I think the commercial wold was a better place when individuals or families owned tthe large companies and not legions of faceless investors who create uncertainty and the need for ever-increasing profits by the companies they invest in to keep them investing in them; it has become so very short-teminist.and too volatile. This is so very evident in the pharmaceutical world.where they can see billions of dollars moved away overnight and thousands lose their jobs in a very short space of time.

 

I could be off on the timeline, but I think the whole "efficiency expert" trend of the 1960s kicked off this obsession with the bottom line. It started off well-intentioned, saving companies tons of money where they were being sloppy. But you can only target so much actual waste, and eventually these companies started cutting where they shouldn't, like wages and benefits. When your experts tell you the company can spend X in lobbying to save X+1 in taxes, you start negatively affecting your country's revenue and its ability to maintain the infrastructure that your company uses so much of. Efficiency has driven record excess profits straight to the top execs and shareholders, people who keep skimming prosperity away from those below them. It's only going to get worse if it isn't regulated.

 

I think bottom line has always been the #1 priority of most businesses, but I don't think it's ever been so far above the #2, #3, and #4 priorities before. Business has moved to models that remove the importance of the blend of employees you have, in order to make employees easily replaceable. They've replaced the melting pot in their culture with a bland bubble of processed, uniform Cheese Whiz. It fills basic requirements while ignoring any richness of depth of character.

Posted (edited)

 

I think bottom line has always been the #1 priority of most businesses, but I don't think it's ever been so far above the #2, #3, and #4 priorities before. Business has moved to models that remove the importance of the blend of employees you have, in order to make employees easily replaceable. They've replaced the melting pot in their culture with a bland bubble of processed, uniform Cheese Whiz. It fills basic requirements while ignoring any richness of depth of character.

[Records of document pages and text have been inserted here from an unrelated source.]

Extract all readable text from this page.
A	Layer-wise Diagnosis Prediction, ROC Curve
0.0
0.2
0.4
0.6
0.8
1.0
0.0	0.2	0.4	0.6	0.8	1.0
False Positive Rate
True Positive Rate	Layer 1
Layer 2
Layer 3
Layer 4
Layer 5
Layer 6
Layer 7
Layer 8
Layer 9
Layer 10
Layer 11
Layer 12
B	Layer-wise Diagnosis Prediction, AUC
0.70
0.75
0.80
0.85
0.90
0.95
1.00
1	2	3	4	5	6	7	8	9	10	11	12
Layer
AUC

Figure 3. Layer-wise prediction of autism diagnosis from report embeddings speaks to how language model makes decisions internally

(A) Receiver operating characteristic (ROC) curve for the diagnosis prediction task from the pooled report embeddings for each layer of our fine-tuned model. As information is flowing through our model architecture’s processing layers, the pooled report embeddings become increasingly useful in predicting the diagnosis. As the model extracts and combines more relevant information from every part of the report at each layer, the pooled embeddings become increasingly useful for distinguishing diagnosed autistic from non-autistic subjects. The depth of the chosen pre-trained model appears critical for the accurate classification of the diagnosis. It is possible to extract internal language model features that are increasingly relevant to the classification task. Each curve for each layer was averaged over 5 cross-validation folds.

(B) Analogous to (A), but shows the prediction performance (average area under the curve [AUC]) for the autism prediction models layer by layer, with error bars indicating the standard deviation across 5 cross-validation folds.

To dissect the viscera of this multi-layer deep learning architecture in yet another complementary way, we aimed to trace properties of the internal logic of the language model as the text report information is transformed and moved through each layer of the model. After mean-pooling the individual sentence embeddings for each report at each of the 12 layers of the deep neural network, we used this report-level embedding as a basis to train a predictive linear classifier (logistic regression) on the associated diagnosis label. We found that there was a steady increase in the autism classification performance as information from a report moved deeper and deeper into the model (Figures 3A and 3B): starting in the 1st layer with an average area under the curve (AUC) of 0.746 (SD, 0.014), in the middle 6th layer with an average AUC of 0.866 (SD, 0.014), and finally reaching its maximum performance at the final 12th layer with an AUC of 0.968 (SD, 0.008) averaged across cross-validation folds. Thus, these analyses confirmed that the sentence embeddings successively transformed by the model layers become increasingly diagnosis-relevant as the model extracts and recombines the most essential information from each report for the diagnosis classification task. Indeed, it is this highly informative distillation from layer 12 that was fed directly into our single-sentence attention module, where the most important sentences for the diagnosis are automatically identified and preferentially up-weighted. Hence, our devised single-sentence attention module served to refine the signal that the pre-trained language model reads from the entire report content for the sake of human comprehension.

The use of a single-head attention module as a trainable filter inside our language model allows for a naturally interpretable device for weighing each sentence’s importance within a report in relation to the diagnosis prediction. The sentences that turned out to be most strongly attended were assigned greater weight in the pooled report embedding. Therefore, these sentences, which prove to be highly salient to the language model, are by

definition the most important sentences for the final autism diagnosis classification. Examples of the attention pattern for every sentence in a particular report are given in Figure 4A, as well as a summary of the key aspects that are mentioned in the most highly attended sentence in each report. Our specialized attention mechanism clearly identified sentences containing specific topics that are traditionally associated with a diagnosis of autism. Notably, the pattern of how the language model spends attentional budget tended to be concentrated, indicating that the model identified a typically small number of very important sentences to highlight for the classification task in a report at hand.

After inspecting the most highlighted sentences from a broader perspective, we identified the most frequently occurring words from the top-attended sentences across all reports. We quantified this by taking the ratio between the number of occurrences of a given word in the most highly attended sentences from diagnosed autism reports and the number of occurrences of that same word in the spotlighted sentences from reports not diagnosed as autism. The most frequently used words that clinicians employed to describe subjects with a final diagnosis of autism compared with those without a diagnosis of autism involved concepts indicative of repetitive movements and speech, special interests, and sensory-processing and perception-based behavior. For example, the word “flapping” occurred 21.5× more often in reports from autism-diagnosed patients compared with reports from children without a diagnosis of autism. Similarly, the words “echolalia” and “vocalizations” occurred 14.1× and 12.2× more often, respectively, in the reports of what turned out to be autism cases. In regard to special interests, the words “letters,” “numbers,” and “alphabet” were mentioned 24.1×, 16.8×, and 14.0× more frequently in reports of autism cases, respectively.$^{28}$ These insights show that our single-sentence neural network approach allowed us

Yes, there is no, or very little, company culture anymore where people invested themselves and companies in inested in them for a long term relationship. Analogously, Instead of a looking to get married, employers and employees are treating each other like punters and hookers; exploitatively and transiently.

Edited by StringJunky
Posted

Yes, there is no, or very little, company culture anymore where people invested themselves and companies in inested in them for a long term relationship. Analogously, Instead of a looking to get married, employers and employees are treating each other like punters and hookers; exploitatively and transiently.

 

It does seem like an extension of the desire of many of the wealthy to limit their contact with less well-off people, to avoid having to invest any resources in people who somehow managed NOT to amass a personal fortune, for always inadequate reasons. There seems to be no way to quantify qualities like loyalty and dedication, enjoyment of being part of something big and meaningful, and willingness to give up personal wishes to help their employer. The efficiency experts don't bother because they can make the numbers work without it.

 

We've lost the formula, or have been led to believe this new formula is better. Business owes certain considerations to the country that issues the corporate charters that allow the business to tap into that country's market. They should pay their fair share of taxes to maintain infrastructure and social benefits for their workers. They should do everything possible to hire workers from their charter country. They should be more concerned with long range environmental plans that assure their country and their workers that breathing and drinking and being safe and healthy for the many is only a little less important than profits for the few.